You can watch the live broadcast of the concert, as well as two dozen others, on our website for free.
While I was a university student, thanks to my mom, who was working at the time for the music agency at the Municipal House, I had the key to the Mayor’s Loge in Smetana Hall on long-term loan. I often used to go there not wearing proper attire, and I would lie on the floor very relaxed, half asleep, listening to those beautiful Prague Spring concerts. More than fifty years have passed, and now I am told that I, myself, will be playing this year at the prestigious festival. What has happened with me and my music over the past half century?
The band Jazz Q will soon be celebrating the 55th year of its long musical life. It has given concerts all around the world and won prizes at many festivals, and it has issued dozens of albums that now have a cult following. One of the recordings (Elegie, 1977) earned significant recognition from an English-language journal as the eighth most influential record of the previous century. With a break during the 1980s, when I was spending more time recording and writing film music, we continued to issue albums, the latest being Amulet in 2020. It also seems that the instrumental concert quartet playing pure-blooded jazz-rock is perhaps the only one in Europe focusing on that genre.
At the end of the 1980s, chance led me to a pivotal encounter with the American Tony Ackerman, who was in Prague at the time studying contemporary classical music. After years of experiments with electric jazz-rock, Tony came up with the idea of a purely acoustical sound, whether in a duo with me or in a trio with the Iranian-Iraqi percussionist Imram Musou Zangi. That combination has to its credit thousands of concerts and 16 albums (the latest, Letopis, dates from 2019) as well as a great deal of recordings for films.
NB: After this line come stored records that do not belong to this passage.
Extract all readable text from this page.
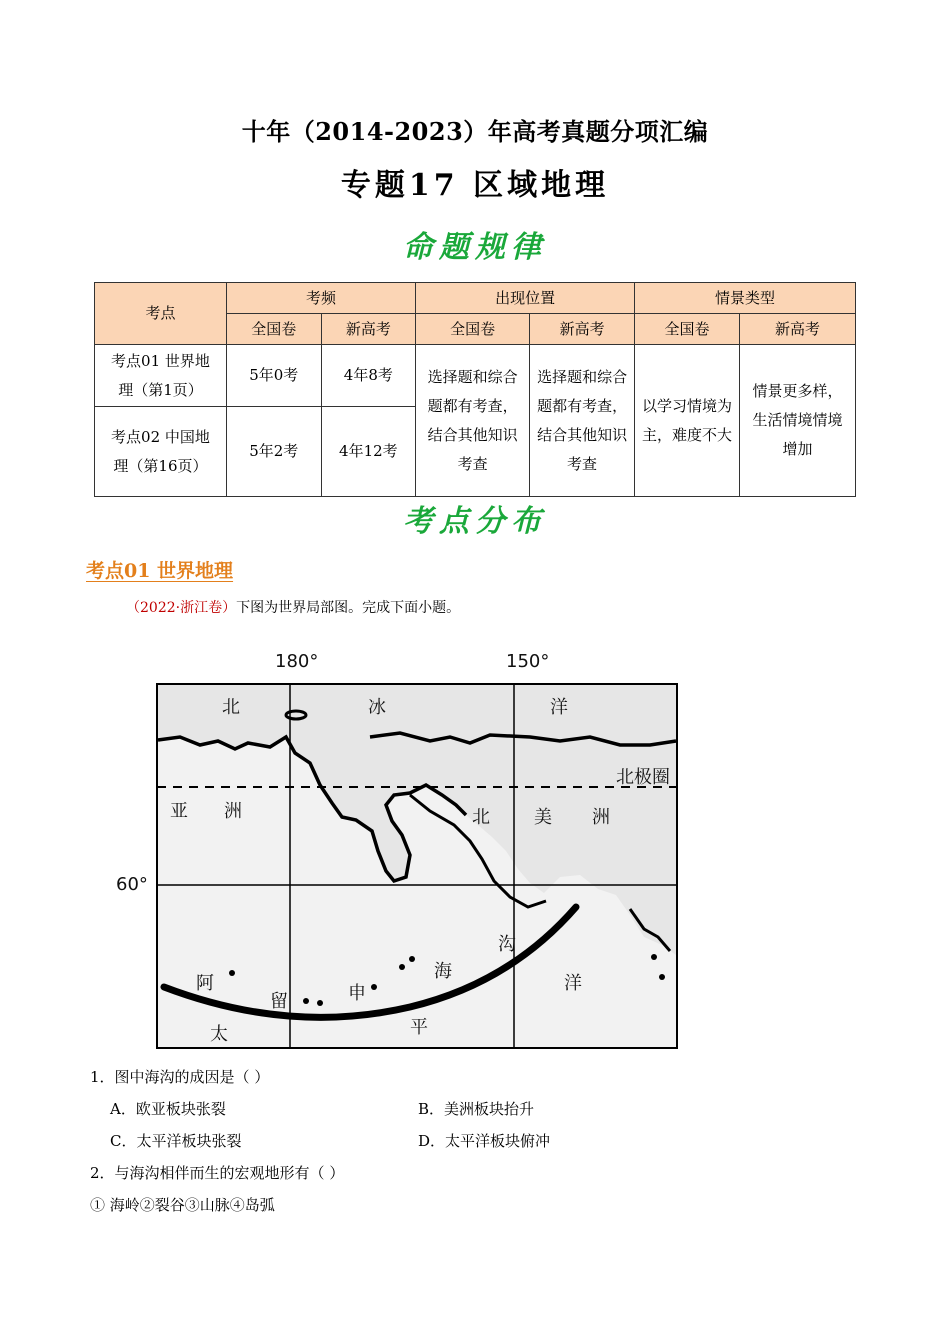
十年（2014-2023）年高考真题分项汇编
专题17 区域地理
命题规律
考点	考频		出现位置		情景类型	
	全国卷	新高考	全国卷	新高考	全国卷	新高考
考点01 世界地理（第1页）	5年0考	4年8考	选择题和综合题都有考查，结合其他知识考查	选择题和综合题都有考查，结合其他知识考查	以学习情境为主，难度不大	情景更多样，生活情境情境增加
考点02 中国地理（第16页）	5年2考	4年12考				
考点分布
考点01 世界地理
（2022·浙江卷）下图为世界局部图。完成下面小题。
180°	150°
60°
北极圈
北	冰	洋
亚 洲	北 美 洲
沟
海
洋
阿
留	申
太	平
1．图中海沟的成因是（ ）
A．欧亚板块张裂	B．美洲板块抬升
C．太平洋板块张裂	D．太平洋板块俯冲
2．与海沟相伴而生的宏观地形有（ ）
① 海岭②裂谷③山脉④岛弧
I hope that our concert at the Prague Spring Festival will give you a taste of our music from both worlds.
– Martin Kratochvíl
Since its founding in 1967, Martin Kratochvíl’s group Jazz Q has been a cult phenomenon on the Czech and European music scene. From its jazz beginnings and its victories at a number of European festivals (San Sebastián, Zurich, Wroclaw, Přerov etc.), in ca. 1972 with the arrival of Luboš Andršt and the English singer Joan Duggan, it switched over to a more fundamentally rock-based genre. For several years, perhaps because of its politically immune name, it even replaced the pure rock music scene at a time when such famous rock bands as Blue Effect and Flamengo were facing massive purges and prohibitions. At the time (ca. 1972-75), the group was giving lots of concerts. It travelled all over Europe and Czechoslovakia in particular many times and became the byword of a generation. Jazz Q concerts became a symbol of opposition to the Communist regime, and the group certainly made a significant contribution to the regime’s erosion. In spite of many prohibitions and official harassment, the group held on and kept giving concerts until ca. 1987.